El 'déjà vu' que persigue al Barça de Laporta
Aunque el club pueda llegar a la regla 1:1, necesitará ventas importantes para poder fichar con garantías en verano
BarcelonaEl fair play financiero del Barça saltó por los aires en 2020. Con la pandemia y los estadios cerrados, cayeron los ingresos y el club se quedó sin capacidad para pagar los salarios de los jugadores. En 2021, con Joan Laporta en el palco, la decisión de retocar los números y cargar hasta 555 millones de pérdidas al ejercicio que había comenzado con Bartomeu de presidente, no hizo más que agravar el problema hasta el extremo. Un lustro después, y a pesar de haber activado palancas, haber afinado la masa salarial y haber cerrado contrataciones low cost, el club se encamina hacia un nuevo verano con problemas para afrontar el mercado de fichajes con normalidad.
Un mercado que comenzará oficialmente el 1 de julio, justo el día que Joan Laporta volverá a ser presidente del Barça a todos los efectos. La regla 1:1, la que permite operar sin restricciones, fue uno de los temas de la campaña electoral. Pero a pesar de las buenas palabras que salían de la candidatura ganadora, no está garantizado que se pueda llegar a ella. Según fuentes del club, a principios de año quedaban unos 14 millones para equilibrar la balanza. A nivel contable, la eliminación de la Champions no ha tenido afectación porque los presupuestos contemplaban llegar a los cuartos de final. La entrada de nuevos patrocinadores y renovaciones estratégicas como la de Frenkie de Jong –cambia el cuadro de amortizaciones y eso permite ganar límite salarial– han dado oxígeno extra al club. En cambio, haber alargado forzosamente la estancia en Montjuïc, los tres partidos disputados en el Johan Cruyff y el hecho de que no se pudiera reabrir el gol norte hasta marzo, son factores que han condicionado a la baja los ingresos. Y un último punto importante, conseguir cobrar los 30 millones que quedan pendientes de la venta de los asientos vip.
Ahora bien, aunque cuadren los números a final de temporada, llegar a la regla 1:1 no implica solucionar los problemas de manera automática. Hacen falta más cosas. Fuera de esta norma, estando excedido –lo que había pasado los últimos años–, el Barça solo podía fichar aprovechando un pequeño porcentaje de la venta de jugadores. Llegando al 1:1, puede gastarse todo lo que entre en caja. Pero, igualmente, necesita vender futbolistas para conseguir esos ingresos imprescindibles para fichar a otros jugadores. Por lo tanto, hacen falta salidas, y tanto Marc Casadó como Ferran Torres son dos de los futbolistas que están en la rampa de salida. En líneas generales, y exceptuando nombres propios como Lamine, Pedri, Cubarsí o Joan, el Barça está dispuesto a escuchar cualquier oferta que pueda recibir. A partir de aquí, las condiciones determinarán si acepta vender o no. El club también ha ofrecido una renovación –con un salario muy a la baja– a Robert Lewandowski y que se extendería solo por una temporada más. La sensación en la cúpula azulgrana, a estas alturas, es que el polaco –que quiere seguir compitiendo– no seguirá de azulgrana.

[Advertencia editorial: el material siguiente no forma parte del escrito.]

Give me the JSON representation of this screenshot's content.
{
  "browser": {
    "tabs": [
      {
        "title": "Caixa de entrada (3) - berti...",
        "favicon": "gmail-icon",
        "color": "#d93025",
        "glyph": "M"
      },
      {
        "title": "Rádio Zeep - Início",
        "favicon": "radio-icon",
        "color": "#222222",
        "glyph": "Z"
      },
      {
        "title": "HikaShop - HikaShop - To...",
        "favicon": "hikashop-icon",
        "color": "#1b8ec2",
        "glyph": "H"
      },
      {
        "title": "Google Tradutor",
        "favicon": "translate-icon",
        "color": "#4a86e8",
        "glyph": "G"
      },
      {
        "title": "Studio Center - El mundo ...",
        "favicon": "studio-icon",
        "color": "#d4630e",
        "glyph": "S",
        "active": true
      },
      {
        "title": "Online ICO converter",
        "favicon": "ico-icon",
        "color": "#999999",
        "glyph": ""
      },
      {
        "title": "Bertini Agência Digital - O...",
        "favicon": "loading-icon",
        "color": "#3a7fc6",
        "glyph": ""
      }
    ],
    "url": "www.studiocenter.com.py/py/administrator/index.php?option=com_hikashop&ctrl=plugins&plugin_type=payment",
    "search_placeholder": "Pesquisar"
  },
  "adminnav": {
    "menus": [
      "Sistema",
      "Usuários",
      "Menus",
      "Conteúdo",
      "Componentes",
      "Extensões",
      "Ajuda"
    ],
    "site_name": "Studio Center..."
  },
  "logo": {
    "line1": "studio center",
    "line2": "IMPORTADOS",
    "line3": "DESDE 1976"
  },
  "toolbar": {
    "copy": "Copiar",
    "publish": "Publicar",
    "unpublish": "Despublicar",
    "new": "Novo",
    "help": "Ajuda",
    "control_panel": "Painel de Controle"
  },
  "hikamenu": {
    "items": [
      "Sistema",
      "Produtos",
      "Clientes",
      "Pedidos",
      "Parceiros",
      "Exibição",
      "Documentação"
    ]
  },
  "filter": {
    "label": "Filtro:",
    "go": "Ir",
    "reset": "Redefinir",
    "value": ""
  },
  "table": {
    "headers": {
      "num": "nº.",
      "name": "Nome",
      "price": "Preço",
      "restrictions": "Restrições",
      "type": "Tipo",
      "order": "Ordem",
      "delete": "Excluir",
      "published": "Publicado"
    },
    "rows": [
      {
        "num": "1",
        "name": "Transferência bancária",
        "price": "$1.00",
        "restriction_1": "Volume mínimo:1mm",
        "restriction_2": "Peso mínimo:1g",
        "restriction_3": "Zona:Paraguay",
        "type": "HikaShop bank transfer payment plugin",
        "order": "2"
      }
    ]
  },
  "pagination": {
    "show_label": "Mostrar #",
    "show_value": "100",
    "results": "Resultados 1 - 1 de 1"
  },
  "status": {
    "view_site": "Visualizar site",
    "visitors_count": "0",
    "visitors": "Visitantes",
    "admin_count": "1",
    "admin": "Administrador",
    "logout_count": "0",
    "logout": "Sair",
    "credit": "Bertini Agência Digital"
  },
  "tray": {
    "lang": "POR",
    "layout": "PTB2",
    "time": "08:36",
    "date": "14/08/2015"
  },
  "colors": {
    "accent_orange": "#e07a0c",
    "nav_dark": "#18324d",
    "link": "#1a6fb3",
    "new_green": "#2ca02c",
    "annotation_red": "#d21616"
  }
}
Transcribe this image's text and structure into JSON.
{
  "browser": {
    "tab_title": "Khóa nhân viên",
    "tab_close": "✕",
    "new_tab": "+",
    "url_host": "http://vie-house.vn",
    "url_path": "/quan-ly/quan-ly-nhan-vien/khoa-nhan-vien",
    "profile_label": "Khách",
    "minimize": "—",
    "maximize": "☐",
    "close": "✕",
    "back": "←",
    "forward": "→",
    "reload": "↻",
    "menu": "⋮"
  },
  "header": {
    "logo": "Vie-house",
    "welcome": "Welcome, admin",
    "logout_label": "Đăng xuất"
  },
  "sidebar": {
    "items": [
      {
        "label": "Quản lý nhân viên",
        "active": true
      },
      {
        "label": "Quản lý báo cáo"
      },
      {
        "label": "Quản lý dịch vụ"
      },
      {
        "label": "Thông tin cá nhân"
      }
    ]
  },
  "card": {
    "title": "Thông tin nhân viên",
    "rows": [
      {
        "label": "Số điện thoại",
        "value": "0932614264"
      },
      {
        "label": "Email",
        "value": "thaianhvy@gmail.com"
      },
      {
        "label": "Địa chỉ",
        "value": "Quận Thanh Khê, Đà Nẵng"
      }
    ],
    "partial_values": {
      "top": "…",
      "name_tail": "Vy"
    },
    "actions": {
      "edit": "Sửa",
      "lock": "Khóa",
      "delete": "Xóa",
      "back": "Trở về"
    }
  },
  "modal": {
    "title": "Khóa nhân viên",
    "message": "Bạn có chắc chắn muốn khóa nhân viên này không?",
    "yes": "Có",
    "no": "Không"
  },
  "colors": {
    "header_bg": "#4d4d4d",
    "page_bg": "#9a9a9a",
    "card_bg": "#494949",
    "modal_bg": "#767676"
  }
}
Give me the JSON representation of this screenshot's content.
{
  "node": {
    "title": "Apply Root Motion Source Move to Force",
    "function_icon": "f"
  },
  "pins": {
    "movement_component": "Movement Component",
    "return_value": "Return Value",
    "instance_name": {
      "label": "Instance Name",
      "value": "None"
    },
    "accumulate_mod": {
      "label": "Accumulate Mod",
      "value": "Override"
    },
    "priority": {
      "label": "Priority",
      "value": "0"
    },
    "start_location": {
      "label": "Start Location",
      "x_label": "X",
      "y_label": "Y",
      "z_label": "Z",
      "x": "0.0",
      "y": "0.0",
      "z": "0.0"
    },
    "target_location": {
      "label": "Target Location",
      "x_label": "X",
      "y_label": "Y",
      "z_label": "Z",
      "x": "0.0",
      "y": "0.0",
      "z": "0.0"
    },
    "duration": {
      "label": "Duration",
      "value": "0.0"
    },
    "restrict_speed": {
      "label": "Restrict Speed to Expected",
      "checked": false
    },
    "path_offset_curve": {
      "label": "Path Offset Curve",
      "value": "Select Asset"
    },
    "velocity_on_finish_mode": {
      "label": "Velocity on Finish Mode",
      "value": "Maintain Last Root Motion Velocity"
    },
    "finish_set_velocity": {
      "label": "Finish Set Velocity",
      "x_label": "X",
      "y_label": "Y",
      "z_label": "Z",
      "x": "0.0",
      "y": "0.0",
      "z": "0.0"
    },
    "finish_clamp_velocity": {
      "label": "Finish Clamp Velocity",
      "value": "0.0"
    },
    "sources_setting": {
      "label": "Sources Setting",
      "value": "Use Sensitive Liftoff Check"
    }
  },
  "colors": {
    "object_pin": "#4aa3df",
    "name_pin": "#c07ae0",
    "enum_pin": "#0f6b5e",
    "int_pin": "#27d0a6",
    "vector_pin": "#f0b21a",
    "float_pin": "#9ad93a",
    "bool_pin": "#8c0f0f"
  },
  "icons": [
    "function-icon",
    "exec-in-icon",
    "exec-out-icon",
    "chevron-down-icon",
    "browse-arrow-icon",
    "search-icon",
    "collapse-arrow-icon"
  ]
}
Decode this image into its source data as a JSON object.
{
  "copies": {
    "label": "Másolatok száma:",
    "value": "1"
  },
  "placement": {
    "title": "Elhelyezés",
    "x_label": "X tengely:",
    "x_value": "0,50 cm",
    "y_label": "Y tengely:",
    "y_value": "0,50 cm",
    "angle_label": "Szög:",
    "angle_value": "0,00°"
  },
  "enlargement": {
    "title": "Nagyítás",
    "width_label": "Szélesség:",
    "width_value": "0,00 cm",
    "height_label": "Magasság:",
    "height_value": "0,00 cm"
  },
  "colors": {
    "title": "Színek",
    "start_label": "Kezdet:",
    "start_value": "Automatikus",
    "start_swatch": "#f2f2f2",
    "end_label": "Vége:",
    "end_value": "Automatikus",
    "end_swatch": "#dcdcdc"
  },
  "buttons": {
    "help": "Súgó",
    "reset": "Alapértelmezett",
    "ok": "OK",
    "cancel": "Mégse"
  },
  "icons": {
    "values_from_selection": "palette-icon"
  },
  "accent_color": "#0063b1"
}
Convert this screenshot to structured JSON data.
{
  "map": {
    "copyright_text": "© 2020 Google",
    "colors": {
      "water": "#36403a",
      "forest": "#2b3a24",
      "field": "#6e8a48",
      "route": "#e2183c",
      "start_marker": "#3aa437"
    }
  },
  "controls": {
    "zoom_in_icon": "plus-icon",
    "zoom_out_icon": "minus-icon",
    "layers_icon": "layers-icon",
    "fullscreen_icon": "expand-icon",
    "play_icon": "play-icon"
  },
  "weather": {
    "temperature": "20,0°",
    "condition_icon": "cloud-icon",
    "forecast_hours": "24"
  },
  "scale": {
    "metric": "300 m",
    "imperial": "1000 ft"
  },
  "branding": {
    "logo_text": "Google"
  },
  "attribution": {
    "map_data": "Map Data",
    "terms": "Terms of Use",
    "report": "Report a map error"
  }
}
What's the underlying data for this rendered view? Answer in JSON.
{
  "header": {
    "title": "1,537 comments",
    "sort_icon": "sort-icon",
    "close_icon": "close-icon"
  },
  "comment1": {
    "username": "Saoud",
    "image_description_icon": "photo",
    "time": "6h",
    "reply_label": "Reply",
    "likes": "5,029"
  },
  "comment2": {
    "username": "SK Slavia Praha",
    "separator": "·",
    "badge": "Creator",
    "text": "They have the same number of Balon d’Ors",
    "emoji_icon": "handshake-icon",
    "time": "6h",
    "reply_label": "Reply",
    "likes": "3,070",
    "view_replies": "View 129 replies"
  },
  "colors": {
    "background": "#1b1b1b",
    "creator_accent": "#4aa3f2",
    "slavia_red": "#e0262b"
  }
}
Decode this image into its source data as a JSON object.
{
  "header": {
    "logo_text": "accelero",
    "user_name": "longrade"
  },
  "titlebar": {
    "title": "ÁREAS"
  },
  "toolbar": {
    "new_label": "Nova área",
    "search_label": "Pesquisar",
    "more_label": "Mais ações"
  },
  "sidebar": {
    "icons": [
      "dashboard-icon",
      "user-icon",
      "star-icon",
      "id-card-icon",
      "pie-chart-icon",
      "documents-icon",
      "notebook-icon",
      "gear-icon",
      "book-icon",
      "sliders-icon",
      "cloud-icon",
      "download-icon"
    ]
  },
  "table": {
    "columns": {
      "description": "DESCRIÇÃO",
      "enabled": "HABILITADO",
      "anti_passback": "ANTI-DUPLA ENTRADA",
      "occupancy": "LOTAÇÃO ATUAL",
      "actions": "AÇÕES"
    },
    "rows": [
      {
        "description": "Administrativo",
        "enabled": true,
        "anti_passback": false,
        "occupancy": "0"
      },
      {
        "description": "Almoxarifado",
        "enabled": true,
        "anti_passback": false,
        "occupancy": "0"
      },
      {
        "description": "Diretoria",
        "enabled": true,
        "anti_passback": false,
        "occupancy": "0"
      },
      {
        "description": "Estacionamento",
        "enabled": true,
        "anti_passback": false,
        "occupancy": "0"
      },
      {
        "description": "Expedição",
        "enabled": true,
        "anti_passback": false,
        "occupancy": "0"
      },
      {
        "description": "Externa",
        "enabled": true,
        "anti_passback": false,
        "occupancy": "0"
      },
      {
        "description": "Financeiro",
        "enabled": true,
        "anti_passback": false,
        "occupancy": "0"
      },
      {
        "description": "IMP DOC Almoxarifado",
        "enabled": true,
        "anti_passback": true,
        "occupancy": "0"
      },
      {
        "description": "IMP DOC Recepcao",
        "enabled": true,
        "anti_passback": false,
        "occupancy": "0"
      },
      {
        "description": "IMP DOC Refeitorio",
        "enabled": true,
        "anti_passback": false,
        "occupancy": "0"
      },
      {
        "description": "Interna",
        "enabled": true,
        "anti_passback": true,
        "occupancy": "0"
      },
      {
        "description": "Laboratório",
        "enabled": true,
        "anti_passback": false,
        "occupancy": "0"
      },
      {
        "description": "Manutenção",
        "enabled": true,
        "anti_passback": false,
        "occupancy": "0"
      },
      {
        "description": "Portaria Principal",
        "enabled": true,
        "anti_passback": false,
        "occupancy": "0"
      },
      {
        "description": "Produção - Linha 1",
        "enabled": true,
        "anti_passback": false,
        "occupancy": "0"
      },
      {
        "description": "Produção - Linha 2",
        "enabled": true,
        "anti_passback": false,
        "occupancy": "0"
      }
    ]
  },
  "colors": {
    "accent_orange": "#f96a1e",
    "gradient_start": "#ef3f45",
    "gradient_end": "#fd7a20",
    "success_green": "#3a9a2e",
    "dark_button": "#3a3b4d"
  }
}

Fichajes de bajo coste y oportunidades de mercado
El otro jugador es Andreas Christensen. El central danés, de 30 años, tardará unos meses en volver porque está lesionado en la rodilla. En condiciones normales, acabaría contrato y se marcharía libre, pero en el Barça meditan la opción de ofrecerle una renovación pensando en una venta a medio plazo. Es un futbolista que tiene cartel y si, una vez recuperado, puede tener minutos, se revalorizaría y el Barça podría hacer caja. Actualmente, tiene un valor de mercado de 9 millones, pero hace solo un año la cifra era de 40, según datos del portal especializado Transfermarkt.
Habrá que liberar espacio salarial y hacer caja si se quiere dotar a Hansi Flick de refuerzos. Como no se prevé una lluvia de millones inminente, el Barça se encamina hacia otro verano con incorporaciones de bajo coste u oportunidades de mercado, marco que permitió, por ejemplo, la incorporación de Joan Garcia. La posición del delantero centro –con Julián Álvarez como pieza más cotizada por Joan Laporta, pero económicamente muy complicada porque el Atlético de Madrid no lo quiere vender y, menos, barato– es una de las tres posiciones que quiere reforzar el Barça este verano. Las otras son en defensa. Para el central, el elegido es Bastoni (Inter), y para el lateral, Cambiaso (Juve), por quien Deco tendrá que negociar a la baja los 70 y 50 millones que piden los clubes respectivos. Las épocas gloriosas en las que podía fichar a golpe de talonario son agua pasada.